In some ways, my own experience was similar. Despite swapping messages with a few men from Europe, the vast majority of users who contacted me were from India, Egypt, Turkey or the UAE, locations I had no plans to visit in the near future.
The forward tone of some of the messages I received did little to convince me otherwise.

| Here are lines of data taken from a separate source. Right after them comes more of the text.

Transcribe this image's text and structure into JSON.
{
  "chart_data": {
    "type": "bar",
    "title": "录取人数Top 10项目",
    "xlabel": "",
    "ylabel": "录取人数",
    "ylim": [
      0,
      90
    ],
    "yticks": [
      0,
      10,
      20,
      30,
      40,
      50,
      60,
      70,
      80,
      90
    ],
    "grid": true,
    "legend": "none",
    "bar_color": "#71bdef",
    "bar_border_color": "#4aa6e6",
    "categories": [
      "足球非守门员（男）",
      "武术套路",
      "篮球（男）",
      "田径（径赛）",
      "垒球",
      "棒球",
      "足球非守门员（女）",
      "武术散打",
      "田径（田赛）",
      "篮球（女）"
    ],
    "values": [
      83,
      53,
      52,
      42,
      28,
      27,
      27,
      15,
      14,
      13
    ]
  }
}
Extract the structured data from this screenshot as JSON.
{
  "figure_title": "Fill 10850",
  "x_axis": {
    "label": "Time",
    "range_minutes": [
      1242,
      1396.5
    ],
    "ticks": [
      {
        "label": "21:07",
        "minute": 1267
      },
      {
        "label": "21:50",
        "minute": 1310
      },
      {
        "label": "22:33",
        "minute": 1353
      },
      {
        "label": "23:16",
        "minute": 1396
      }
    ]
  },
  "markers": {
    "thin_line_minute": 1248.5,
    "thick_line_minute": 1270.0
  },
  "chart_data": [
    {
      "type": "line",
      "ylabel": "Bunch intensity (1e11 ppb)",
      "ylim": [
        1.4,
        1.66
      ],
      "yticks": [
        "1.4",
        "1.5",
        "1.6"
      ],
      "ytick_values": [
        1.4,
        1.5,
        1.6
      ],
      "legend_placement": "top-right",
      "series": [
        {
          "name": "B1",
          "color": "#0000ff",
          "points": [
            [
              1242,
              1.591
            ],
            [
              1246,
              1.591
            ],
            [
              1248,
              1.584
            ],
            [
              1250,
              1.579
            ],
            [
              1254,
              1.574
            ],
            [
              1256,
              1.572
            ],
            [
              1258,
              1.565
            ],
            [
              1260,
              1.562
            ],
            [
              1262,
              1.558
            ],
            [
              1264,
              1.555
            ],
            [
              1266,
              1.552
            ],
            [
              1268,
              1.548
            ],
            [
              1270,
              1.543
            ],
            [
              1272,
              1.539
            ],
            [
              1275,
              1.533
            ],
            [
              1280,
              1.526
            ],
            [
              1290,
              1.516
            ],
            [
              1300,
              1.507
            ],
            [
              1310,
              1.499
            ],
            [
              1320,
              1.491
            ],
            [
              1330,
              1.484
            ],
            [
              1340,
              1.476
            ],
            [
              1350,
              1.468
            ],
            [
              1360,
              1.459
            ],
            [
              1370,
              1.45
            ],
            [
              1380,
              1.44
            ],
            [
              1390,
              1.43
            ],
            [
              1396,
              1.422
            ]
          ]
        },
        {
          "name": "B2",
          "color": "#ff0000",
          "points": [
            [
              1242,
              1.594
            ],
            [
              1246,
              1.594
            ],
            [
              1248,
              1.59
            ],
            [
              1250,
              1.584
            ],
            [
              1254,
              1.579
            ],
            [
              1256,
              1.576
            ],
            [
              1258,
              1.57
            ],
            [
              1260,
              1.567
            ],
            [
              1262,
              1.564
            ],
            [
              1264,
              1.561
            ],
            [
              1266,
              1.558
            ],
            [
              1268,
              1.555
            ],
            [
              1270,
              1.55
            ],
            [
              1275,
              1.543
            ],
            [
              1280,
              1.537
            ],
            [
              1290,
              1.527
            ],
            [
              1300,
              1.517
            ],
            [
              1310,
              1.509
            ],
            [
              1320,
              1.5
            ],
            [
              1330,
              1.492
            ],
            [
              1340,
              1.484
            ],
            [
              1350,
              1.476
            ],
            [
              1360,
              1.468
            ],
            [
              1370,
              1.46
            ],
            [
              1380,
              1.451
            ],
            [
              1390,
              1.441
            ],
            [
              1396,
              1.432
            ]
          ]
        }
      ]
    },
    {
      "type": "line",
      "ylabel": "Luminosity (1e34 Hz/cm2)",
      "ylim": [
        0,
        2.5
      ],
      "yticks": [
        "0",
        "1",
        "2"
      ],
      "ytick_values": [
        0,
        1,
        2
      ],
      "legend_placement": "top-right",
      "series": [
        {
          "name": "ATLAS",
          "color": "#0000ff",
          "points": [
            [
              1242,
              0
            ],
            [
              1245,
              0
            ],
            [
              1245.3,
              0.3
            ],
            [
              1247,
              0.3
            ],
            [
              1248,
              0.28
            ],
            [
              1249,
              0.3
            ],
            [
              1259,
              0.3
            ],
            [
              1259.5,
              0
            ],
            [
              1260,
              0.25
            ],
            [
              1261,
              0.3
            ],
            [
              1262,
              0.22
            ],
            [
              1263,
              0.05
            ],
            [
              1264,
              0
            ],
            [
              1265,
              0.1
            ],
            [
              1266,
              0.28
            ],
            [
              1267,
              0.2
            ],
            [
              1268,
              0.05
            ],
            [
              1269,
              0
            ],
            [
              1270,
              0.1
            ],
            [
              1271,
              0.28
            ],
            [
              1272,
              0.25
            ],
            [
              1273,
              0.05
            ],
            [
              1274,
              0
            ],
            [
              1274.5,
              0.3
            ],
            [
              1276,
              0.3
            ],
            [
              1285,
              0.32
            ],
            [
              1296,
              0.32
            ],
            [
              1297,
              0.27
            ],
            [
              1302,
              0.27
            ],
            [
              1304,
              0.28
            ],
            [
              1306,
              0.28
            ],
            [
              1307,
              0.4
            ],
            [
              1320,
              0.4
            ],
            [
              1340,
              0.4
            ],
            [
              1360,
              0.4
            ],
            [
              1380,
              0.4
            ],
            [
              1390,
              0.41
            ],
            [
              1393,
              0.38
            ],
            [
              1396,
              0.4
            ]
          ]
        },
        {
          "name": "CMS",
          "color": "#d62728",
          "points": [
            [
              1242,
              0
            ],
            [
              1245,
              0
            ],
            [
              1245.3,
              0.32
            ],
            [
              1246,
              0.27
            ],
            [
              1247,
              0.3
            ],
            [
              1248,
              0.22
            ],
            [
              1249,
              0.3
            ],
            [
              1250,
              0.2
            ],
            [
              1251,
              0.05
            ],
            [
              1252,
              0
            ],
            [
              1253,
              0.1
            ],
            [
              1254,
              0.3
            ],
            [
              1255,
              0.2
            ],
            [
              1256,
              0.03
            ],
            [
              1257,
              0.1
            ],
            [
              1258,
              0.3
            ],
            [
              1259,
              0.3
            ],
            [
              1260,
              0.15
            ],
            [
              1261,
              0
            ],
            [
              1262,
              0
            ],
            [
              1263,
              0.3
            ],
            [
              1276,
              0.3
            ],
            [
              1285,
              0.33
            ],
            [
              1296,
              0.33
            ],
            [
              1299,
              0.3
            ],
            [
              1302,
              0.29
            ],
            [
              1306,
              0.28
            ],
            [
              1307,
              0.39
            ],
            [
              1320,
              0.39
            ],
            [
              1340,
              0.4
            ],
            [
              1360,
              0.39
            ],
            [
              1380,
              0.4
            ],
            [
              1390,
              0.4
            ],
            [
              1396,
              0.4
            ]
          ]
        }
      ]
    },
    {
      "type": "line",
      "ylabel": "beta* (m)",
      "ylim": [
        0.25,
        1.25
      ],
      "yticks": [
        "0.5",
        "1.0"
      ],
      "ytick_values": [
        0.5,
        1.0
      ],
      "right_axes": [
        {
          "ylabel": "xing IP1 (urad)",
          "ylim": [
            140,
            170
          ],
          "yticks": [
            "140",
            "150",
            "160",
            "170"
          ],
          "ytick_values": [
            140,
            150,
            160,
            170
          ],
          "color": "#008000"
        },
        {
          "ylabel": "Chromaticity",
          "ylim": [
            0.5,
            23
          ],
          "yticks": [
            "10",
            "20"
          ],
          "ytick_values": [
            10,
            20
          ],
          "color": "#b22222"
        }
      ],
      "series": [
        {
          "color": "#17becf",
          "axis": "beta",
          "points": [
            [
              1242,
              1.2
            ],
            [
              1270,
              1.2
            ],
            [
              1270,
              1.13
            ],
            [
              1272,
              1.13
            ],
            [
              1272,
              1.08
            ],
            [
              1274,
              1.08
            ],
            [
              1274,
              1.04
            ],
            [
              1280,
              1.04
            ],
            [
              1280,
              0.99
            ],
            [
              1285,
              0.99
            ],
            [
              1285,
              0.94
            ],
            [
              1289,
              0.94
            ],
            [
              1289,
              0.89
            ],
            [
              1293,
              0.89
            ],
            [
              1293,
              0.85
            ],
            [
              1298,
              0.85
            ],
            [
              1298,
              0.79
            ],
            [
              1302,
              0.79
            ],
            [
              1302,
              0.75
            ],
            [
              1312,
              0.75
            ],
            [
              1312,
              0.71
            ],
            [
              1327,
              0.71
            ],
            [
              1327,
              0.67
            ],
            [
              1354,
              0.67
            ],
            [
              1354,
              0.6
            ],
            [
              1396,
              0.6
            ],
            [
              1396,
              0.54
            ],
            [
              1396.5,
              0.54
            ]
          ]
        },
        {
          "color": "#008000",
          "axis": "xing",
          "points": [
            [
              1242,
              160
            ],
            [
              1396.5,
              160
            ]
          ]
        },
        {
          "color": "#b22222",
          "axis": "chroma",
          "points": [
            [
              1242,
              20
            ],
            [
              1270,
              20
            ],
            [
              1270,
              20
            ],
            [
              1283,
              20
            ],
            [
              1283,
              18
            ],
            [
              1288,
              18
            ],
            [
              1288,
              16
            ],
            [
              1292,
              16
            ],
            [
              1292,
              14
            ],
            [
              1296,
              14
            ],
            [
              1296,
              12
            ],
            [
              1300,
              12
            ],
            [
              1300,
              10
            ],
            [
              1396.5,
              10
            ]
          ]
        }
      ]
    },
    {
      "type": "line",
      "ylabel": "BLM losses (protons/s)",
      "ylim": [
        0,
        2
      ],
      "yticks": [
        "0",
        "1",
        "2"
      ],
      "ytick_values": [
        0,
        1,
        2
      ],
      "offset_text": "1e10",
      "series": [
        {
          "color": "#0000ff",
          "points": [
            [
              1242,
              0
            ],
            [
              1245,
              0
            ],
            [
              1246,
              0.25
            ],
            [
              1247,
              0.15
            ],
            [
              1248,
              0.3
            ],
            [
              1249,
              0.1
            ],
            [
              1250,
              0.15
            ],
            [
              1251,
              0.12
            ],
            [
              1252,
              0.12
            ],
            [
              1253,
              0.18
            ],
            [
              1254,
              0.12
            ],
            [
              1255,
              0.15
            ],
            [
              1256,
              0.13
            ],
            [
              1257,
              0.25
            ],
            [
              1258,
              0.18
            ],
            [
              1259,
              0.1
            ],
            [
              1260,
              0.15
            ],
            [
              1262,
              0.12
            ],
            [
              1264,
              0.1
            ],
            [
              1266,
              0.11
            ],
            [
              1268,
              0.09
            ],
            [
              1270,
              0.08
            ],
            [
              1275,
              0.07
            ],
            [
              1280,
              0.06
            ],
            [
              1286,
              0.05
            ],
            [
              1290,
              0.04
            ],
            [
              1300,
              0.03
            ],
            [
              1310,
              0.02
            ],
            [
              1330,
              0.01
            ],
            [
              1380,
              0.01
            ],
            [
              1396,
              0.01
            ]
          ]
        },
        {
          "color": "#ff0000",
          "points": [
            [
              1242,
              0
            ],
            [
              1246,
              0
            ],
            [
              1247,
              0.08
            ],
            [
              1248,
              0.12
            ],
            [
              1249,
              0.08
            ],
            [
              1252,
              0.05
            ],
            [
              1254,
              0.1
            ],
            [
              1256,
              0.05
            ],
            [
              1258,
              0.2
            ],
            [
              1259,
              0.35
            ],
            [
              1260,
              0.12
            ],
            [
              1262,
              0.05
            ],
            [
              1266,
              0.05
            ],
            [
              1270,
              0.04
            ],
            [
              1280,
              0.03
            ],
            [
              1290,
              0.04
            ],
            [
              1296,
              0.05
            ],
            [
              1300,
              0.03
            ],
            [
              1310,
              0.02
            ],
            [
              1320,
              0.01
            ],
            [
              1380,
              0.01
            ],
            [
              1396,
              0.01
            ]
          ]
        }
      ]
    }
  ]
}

Take Umit for example, a business man 12 years my senior. Bypassing the traditional forms of first contact such as "hello" and "how are you?", he left me in no doubt as to his intentions with this delightful opening gambit: "I want to invite you to Munich. If you accept, I can organise everything from plane tickets to five-star hotels. You ask for what and I can tell you for joy and passion. I know my age but please [know] that only a mature man can give you that queen feeling."
At the end of our date, Lorenzo leaned in for a kiss... on the cheek. Although our meet-ups had been enlightening, I couldn't help but feel that discussing the app so openly had killed any romantic potential there may have been. The feeling, it seemed, was mutual.
That evening I met with Luigi, an old friend from Rome, and our talk drifted to relationships. When I suggested he try a dating app he stared at me. "Why would I do that?"
"Erm..." I replied, slightly befuddled, "so you can go on dates and meet someone new."
"Sarah, I'm Italian. If I want a girlfriend, I'll just go out and find one." When it comes to romance, it seems Rome is doing just fine on its own.